I have been thinking about this question for a while and the answer depends a lot on the type of games we are talking about. There are cross-number puzzles, ciphers to decode pun-ish riddles, drill and practice games, role-playing games, etc.
It may be that "game" is a organizer for "play" which is really a state of engagement. Students can engage in a game for hours, puzzling out the rules and feeling accomplishment.
I wish that I could be at Maria Andersen's presentation - Playing to Learn Math.
Does our view of Math education allow us to imagine a time when a robot could do a better job of much of our teaching, as the Koreans and Japanese are working on?
This week my daughter, who is studying Math at UW and is currently in a graph theory course, was reminded of a set of games that she played as a youngster - expressly designed to introduce colouring problems in an engaging way. They are MS-DOS based and I have got them to run enough to recognize the screens, but not really to enjoy.
When I am trying to get Sketchpad or Flash to produce a certain figure or interaction, I can enter an engaged state that social psychologists refer to as "Flow", which I find enjoyable.
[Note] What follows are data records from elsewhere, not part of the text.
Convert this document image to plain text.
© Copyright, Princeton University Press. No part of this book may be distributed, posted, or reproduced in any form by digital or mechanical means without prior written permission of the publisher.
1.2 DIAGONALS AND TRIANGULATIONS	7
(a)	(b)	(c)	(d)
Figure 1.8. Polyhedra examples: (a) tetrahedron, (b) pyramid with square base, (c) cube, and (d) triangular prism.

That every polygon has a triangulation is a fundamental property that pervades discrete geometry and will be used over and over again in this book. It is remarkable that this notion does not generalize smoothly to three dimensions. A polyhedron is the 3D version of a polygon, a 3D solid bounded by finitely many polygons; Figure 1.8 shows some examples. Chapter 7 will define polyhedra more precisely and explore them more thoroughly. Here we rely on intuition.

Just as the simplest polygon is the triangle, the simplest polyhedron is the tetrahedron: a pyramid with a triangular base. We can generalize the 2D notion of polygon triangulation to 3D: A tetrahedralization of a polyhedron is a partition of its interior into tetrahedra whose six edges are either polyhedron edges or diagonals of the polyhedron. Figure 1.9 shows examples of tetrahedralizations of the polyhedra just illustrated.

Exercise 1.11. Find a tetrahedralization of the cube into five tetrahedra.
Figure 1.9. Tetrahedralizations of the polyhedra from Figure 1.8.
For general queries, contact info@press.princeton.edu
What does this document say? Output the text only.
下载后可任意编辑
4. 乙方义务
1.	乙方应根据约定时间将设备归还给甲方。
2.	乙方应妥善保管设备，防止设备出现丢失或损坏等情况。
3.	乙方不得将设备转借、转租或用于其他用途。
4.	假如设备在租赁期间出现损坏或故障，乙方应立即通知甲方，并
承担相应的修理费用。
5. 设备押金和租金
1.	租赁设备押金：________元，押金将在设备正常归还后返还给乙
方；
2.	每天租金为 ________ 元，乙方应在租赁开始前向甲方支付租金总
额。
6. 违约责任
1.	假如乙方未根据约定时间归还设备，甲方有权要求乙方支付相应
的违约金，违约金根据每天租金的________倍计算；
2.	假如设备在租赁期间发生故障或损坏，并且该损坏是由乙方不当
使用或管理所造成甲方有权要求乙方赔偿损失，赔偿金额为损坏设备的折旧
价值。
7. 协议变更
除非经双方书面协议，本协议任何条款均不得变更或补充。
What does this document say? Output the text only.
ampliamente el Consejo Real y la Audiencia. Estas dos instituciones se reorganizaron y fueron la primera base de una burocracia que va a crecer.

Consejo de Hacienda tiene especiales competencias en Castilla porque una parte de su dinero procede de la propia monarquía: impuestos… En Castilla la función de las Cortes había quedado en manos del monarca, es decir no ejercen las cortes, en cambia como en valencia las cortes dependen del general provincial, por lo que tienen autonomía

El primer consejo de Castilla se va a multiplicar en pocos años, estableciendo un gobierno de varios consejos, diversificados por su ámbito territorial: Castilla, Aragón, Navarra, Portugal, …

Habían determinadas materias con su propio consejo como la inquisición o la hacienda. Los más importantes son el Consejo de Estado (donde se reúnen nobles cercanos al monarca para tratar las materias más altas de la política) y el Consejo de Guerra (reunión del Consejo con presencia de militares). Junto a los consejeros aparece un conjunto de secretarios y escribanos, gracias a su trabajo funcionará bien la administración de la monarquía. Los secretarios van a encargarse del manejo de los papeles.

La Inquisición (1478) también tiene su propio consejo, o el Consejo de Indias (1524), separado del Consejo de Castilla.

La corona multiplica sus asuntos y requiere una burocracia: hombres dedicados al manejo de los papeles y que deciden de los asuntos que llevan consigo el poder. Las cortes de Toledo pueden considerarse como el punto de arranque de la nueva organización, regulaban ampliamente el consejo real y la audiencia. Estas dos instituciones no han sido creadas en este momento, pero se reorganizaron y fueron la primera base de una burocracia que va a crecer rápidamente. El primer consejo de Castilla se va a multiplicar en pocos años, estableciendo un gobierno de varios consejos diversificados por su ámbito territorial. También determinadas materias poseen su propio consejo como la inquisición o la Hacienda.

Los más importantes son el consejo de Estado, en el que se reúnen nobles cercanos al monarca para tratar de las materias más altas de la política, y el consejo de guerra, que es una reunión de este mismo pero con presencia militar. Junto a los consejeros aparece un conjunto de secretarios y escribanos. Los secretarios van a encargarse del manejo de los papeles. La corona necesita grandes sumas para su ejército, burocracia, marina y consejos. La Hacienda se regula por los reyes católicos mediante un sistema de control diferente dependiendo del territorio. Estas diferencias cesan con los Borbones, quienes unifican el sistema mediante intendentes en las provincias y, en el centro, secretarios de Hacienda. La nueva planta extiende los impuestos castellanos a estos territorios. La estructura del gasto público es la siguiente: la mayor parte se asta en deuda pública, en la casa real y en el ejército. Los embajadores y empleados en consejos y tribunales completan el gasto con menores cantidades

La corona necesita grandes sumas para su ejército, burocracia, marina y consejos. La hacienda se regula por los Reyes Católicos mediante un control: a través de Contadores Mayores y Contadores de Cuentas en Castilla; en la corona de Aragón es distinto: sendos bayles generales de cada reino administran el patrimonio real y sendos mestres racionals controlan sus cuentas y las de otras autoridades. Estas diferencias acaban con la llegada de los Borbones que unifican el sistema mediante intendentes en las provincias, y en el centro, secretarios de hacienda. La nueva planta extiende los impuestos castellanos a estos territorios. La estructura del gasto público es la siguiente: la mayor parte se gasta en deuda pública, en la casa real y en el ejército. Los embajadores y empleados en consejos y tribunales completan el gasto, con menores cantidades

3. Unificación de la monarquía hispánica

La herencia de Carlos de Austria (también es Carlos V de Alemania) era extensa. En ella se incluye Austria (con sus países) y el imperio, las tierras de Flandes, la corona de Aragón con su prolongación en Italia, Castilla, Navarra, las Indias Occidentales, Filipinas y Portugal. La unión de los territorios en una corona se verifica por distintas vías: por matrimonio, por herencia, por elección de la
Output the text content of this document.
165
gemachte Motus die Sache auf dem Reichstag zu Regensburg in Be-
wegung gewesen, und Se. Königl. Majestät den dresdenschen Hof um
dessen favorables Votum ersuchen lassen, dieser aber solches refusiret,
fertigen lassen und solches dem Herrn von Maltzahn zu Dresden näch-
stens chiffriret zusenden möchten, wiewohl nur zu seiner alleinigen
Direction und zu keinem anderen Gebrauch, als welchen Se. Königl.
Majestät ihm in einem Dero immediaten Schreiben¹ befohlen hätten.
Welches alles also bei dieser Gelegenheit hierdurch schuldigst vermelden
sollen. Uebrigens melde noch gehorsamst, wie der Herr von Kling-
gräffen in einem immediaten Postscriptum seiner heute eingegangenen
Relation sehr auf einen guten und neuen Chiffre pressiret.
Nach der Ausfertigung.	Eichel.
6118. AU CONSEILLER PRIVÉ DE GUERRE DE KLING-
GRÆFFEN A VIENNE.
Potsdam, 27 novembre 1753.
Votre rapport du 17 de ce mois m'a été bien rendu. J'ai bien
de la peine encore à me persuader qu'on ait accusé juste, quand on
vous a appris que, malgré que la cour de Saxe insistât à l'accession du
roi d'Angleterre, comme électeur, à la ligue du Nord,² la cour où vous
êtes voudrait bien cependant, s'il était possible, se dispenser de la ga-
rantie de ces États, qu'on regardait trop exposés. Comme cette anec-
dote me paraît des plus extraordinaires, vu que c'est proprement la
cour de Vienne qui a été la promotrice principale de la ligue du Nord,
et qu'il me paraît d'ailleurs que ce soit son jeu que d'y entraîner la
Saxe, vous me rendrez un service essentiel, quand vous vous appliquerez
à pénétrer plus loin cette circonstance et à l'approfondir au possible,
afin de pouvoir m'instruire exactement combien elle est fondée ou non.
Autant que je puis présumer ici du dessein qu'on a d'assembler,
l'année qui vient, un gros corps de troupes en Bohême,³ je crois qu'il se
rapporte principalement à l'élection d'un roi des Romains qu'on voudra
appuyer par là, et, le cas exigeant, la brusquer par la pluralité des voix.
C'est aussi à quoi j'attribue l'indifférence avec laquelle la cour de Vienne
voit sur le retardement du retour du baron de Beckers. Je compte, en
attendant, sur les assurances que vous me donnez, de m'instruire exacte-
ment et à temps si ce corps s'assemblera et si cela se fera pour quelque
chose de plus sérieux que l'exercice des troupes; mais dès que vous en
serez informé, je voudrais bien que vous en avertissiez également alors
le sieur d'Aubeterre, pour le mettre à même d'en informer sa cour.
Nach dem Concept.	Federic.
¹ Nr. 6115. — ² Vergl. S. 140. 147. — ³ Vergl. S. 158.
Keith Devlin would like a couple of hundred million dollars to develop a MMP game that would allow players to construct math learning. I admit to being a tad skeptical, but what would such an environment be worth?
What role have games and play had in your Mathematical development?
1 comment:
I loved codes and ciphers when I was young. Those were the first 'grownup' books I took out of the library.
Then I found logic puzzles. Loved those, too.
Math has always felt like fun and games for me. (Except when it hasn't, and then I didn't think I liked math.)
I don't know if what I like falls exactly within the definition of games, but it's close.
Math is (good) hard work, and I don't think people put themselves into it thoroughly if they're not enjoying it.